Reading my daughter’s blog today gave me much pause for reflection.
In my heart, I was a feminist when feminism was a dirty word. I strove to raise my daughters to be strong, independent women, fearless women who would take on the world without fear. I wanted them to be all they wanted to be and live life without regrets. But I didn’t know how to be truly independent – that independence was finding myself, being true to myself, being confident in myself, loving myself. I only knew that I wanted more for them, as women, than I had.
The focus of my daughter’s recent blog was social justice and the power that we have to effect action and change. I have spent the better portion of my life, and am still very active, in the pursuit of social justice and change. But, I believe, with every fibre of my being, that we cannot effectively advocate for others unless the true spirit of feminism burns within us. I believe a feminist is a Goddess and a Warrior.
As I have already stated, I have spent a major portion of my life advocating for those marginalized members of our society, but, in retrospect, I was not coming from a point of inner strength and confidence – I was doing it because I felt a moral obligation to help those less fortunate than myself. Helping others filled a void in my life and helped me justify my existence.
I am not saying that activism for self-serving purposes negates the accomplishments.

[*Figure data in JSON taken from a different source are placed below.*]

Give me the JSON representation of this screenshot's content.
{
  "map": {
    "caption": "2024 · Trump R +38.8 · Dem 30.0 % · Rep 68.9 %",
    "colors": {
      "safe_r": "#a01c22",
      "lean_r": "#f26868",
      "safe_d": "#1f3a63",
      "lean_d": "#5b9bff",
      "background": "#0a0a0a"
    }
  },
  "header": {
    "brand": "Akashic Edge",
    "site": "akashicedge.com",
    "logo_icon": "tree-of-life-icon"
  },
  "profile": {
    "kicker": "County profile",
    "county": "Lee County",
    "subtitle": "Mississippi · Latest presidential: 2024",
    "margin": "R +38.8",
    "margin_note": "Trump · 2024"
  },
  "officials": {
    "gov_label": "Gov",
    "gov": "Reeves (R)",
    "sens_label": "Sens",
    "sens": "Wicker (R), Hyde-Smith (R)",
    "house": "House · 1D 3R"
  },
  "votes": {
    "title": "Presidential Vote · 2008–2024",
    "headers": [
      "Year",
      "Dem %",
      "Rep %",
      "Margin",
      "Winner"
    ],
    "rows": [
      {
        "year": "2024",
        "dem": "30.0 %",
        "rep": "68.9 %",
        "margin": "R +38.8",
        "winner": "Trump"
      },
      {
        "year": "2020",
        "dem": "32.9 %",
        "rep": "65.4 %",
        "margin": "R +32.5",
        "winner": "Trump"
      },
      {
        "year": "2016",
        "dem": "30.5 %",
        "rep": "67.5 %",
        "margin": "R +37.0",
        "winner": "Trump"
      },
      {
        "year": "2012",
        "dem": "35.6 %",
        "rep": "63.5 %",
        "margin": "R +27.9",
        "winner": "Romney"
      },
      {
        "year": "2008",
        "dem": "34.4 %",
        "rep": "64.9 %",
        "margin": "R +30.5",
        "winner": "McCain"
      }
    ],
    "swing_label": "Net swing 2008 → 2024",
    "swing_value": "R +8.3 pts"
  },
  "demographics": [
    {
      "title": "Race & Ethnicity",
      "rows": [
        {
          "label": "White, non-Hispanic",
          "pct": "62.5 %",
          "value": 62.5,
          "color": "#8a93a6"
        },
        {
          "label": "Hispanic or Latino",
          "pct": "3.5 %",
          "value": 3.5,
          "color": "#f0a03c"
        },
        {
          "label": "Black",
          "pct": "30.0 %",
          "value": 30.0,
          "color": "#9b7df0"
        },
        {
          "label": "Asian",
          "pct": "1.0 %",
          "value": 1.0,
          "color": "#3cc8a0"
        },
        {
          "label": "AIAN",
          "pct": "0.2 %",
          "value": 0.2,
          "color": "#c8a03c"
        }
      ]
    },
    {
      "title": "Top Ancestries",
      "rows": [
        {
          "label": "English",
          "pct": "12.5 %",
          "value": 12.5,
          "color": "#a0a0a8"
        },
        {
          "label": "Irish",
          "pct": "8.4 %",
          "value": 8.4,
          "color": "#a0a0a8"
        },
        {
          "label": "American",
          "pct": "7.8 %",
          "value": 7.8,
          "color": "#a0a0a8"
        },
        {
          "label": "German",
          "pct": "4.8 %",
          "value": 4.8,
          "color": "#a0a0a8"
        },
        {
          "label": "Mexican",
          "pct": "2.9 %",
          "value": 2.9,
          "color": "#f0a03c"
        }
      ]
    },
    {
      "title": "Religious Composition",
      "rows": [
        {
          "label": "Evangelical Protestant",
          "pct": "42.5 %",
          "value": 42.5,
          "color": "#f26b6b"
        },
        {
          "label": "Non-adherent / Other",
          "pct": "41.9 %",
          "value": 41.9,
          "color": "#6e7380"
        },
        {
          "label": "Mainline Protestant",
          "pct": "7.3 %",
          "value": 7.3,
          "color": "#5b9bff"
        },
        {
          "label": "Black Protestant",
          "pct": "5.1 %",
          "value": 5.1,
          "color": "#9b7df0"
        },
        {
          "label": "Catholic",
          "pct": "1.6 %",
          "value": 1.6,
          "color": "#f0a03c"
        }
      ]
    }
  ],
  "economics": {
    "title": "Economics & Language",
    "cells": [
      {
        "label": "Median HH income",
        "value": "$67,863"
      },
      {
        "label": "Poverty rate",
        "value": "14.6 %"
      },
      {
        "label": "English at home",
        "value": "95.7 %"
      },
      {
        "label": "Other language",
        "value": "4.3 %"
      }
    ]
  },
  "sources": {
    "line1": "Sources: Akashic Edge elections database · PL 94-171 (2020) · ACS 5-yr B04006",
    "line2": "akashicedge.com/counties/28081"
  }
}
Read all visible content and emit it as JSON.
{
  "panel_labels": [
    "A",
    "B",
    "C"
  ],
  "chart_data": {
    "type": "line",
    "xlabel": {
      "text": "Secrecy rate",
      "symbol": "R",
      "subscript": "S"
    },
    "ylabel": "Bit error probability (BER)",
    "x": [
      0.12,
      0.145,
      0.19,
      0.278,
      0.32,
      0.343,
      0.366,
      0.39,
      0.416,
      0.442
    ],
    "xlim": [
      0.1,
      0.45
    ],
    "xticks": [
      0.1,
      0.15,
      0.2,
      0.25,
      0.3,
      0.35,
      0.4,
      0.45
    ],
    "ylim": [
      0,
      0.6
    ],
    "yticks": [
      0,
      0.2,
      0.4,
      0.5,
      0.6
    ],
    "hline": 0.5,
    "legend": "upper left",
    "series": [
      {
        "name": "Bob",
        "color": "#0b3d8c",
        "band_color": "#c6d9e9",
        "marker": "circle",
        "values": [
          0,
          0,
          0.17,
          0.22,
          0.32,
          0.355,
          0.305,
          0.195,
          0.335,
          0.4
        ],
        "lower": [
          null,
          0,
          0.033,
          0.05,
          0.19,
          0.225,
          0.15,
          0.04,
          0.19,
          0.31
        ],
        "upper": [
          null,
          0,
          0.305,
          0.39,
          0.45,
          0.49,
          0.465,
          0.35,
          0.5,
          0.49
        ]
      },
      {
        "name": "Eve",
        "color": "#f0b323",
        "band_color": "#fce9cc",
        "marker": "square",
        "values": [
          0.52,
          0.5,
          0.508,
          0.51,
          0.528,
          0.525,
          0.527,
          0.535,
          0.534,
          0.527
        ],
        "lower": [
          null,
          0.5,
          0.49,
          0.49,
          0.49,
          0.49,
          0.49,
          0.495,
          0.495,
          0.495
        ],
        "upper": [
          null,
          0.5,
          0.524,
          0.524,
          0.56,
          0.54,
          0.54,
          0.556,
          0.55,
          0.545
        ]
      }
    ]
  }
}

I am saying, for me, being a feminist is not feeling the need to justify your place in this world. Being a Goddess and a Warrior means moving through this world with compassion, with courage, and great love for yourself and your fellow (wo)man.
Justice will surely follow.
My journey, over the past sixty-seven years, has been challenging and the flame, for most of those years, has been weak, but now it burns brightly and today I am a Goddess and a Warrior.